Problem Description
Huffman trees are widely used in coding. Here, we only care about the construction process of the Huffman tree.
Given a list of numbers { pi }={ p 0, p 1, …, pn -1}, the process of constructing a Huffman tree with this list of numbers is as follows: 1. Find the two smallest numbers in { pi } and set them as pa and pb , delete pa and pb from { pi }, and then add their sum to { pi }. The cost of this process is recorded as pa + pb . 2. Repeat step 1 until there is only one number left in { pi }. In the above operation process, all the costs are added together to get the total cost of constructing the Huffman tree. Task of this question: For a given sequence, now please find the total cost of constructing a Huffman tree with the sequence. For example, for the sequence { pi }={5, 3, 8, 2, 9}, the construction process of the Huffman tree is as follows:
1. Find the two smallest numbers in {5, 3, 8, 2, 9}, which are 2 and 3, delete them from { pi } and add the sum 5 to {5, 8, 9, 5} , The cost is 5. 2. Find the two smallest numbers in {5, 8, 9, 5}, 5 and 5, delete them from { pi } and add the sum 10 to {8, 9, 10}, cost 10 . 3. Find the two smallest numbers in {8, 9, 10}, which are 8 and 9, delete them from { pi } and add the sum 17 to {10, 17}, and the cost is 17. 4. Find the two smallest numbers in {10, 17}, namely 10 and 17, delete them from { pi } and add the sum 27 to get {27}, the cost is 27. 5. Now, there is only one number 27 left in the sequence. The construction process is over, and the total cost is 5+10+17+27=59.
Input format
The first line of input contains a positive integer n ( n <=100).

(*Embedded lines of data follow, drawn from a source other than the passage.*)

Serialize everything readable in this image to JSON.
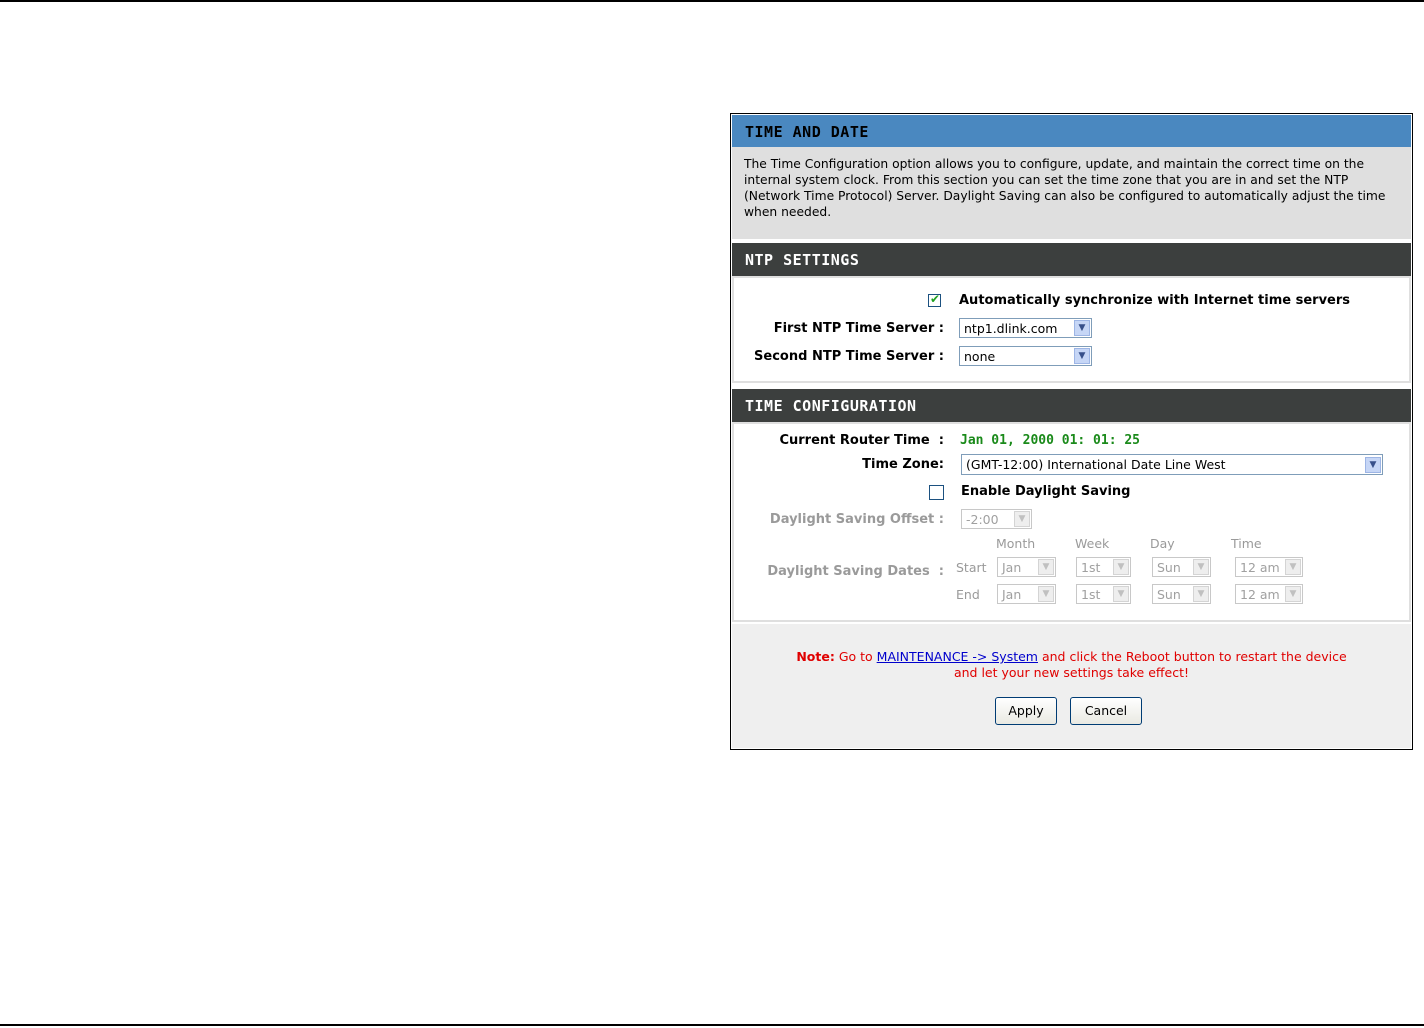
{
  "time_and_date": {
    "title": "TIME AND DATE",
    "description": "The Time Configuration option allows you to configure, update, and maintain the correct time on the internal system clock. From this section you can set the time zone that you are in and set the NTP (Network Time Protocol) Server. Daylight Saving can also be configured to automatically adjust the time when needed."
  },
  "ntp_settings": {
    "title": "NTP SETTINGS",
    "auto_sync_label": "Automatically synchronize with Internet time servers",
    "auto_sync_checked": true,
    "first_server_label": "First NTP Time Server",
    "first_server_value": "ntp1.dlink.com",
    "second_server_label": "Second NTP Time Server",
    "second_server_value": "none"
  },
  "time_configuration": {
    "title": "TIME CONFIGURATION",
    "current_time_label": "Current Router Time",
    "current_time_value": "Jan 01, 2000 01: 01: 25",
    "time_zone_label": "Time Zone",
    "time_zone_value": "(GMT-12:00) International Date Line West",
    "daylight_label": "Enable Daylight Saving",
    "daylight_checked": false,
    "offset_label": "Daylight Saving Offset",
    "offset_value": "-2:00",
    "dates_label": "Daylight Saving Dates",
    "col_month": "Month",
    "col_week": "Week",
    "col_day": "Day",
    "col_time": "Time",
    "start_label": "Start",
    "end_label": "End",
    "start": {
      "month": "Jan",
      "week": "1st",
      "day": "Sun",
      "time": "12 am"
    },
    "end": {
      "month": "Jan",
      "week": "1st",
      "day": "Sun",
      "time": "12 am"
    }
  },
  "footer": {
    "note_prefix": "Note:",
    "note_go_to": "Go to",
    "note_link": "MAINTENANCE -> System",
    "note_after_link": "and click the Reboot button to restart the device",
    "note_line2": "and let your new settings take effect!",
    "apply_label": "Apply",
    "cancel_label": "Cancel"
  },
  "colors": {
    "header_blue": "#4a88c0",
    "header_dark": "#3c3f3e",
    "router_time_green": "#1a8a1a",
    "note_red": "#e00000"
  }
}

Next are n positive integers, representing p 0, p 1, …, pn -1, and each number does not exceed 1000.Output format
Output the total cost of constructing the Huffman tree with these numbers.
Sample input
5
5 3 8 2 9Sample output
59
Diagram of my thinking :
(Look with the code)
Each time the order is sorted, the sum of the two smallest numbers is updated to the second of the two numbers added.
#include<bits/stdc++.h>
using namespace std;
int main()
{
int a[110],b[1010],n,i,j;
scanf("%d",&n);
for(i=0;i<n;i++)
scanf("%d",&a[i]);//输入
int sum=0,k=0;
while(k!=n-1)
{
sort(a,a+n);
sum+=a[k]+a[k+1];
a[k+1]=a[k+1]+a[k];
k++;
}
printf("%d",sum);
return 0;
}
This question suggests to write with greed, but this scum is greedy and doesn't know how to write it, embarrassing.
So I wrote it in my own way of thinking, but I never thought of it.